Using an automated pattern recognition process that incorporates GOES imagery, the SatCORPS team can spot overshooting tops and provide thunderstorm detection products to the National Weather Service in near real-time
. Those products could offer value in areas without good radar coverage. Developing countries could benefit as well
Along similar lines, SatCORPS is working with the University of Oklahoma to improve the prediction of tornadic storms. Historically, tornadic storms produce strong updraft and storm-top outflow, frequent lightning strikes and fast updraft rotation.
By developing an automated method to recognize those characteristics in data from different sources — including radar and GOES satellites — the university and SatCORPS teams have created a product that could improve the detection of tornadic storms and provide earlier advance warning of tornadic storm development.
That's just the icing on the … plane?
Other experimental SatCORPS capabilities have implications for aviation safety.
When an aircraft encounters supercooled liquid water in clouds at below-freezing temperatures, it can be bad news. The water can freeze upon contact with the plane’s wings, a condition known as “icing,” and can lead to control problems. To make matters worse, icing conditions are difficult to detect with existing weather radar systems.
SatCORPS has been researching these phenomena for years and has developed algorithms to infer the location, altitude and density of supercooled liquid water. That information has been compared to icing conditions reported by pilots to develop a satellite-based icing threat product.

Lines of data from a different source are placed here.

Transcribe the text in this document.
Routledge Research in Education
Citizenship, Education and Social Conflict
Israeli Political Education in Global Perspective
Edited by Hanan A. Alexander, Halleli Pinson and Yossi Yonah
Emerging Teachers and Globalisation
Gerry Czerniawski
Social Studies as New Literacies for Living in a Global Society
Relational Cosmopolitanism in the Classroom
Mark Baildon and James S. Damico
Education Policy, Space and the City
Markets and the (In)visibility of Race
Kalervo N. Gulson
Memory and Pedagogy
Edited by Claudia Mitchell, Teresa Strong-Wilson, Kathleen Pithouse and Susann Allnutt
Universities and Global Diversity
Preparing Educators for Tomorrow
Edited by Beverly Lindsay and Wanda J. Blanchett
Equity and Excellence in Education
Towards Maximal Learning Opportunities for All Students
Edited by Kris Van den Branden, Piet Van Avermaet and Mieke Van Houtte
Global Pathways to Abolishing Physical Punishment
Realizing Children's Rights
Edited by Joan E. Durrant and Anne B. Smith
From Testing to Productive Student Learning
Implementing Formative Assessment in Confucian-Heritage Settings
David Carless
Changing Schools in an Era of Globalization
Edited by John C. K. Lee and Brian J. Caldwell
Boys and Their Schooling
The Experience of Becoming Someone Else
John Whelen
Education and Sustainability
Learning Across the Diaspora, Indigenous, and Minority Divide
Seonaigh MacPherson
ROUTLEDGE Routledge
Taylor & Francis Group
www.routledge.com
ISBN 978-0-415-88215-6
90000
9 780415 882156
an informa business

Improved knowledge of the location and potential for icing conditions is a high priority for aviation weather forecasters, air traffic managers and, of course, pilots," said Smith.
Another type of icing caused by high concentrations of small ice crystals can cause jet engines and airspeed indicators to malfunction. The icing can stick to engine surfaces and cause the engine to surge, stall, flame out or experience other malfunctions.
[The animation above shows satellite images of clouds over Texas and Oklahoma. The left panel shows sunlight reflected from cloud tops, where red contours indicate the “cauliflower” texture of overshooting tops. The right panel shows infrared observations of cloud tops, where the red regions are detections of cold spots associated with overshooting tops. Credits: NASA]
Matching its ability to identify strong updrafts in GOES cloud imagery with data from recent airborne studies that looked at ice crystal icing conditions in clouds, SatCORPS discovered that thunderstorm clouds within 25 miles of strong updrafts are most likely to have high ice water content. Based on those findings, and utilizing other SatCORPS cloud information, the team has developed a High Ice Water Content probability product.
Both of these satellite-based icing products are being provided to the National Weather Service for evaluation in aviation weather forecasting operations. And both will be bolstered by the unprecedented cloud data from GOES-16 and GOES-S.
“The benefits of these data in SatCORPS will be more accurate and timely knowledge of clouds and their impacts,” said Bedka, “which will improve forecasts and potentially lead to better protection of life and property.”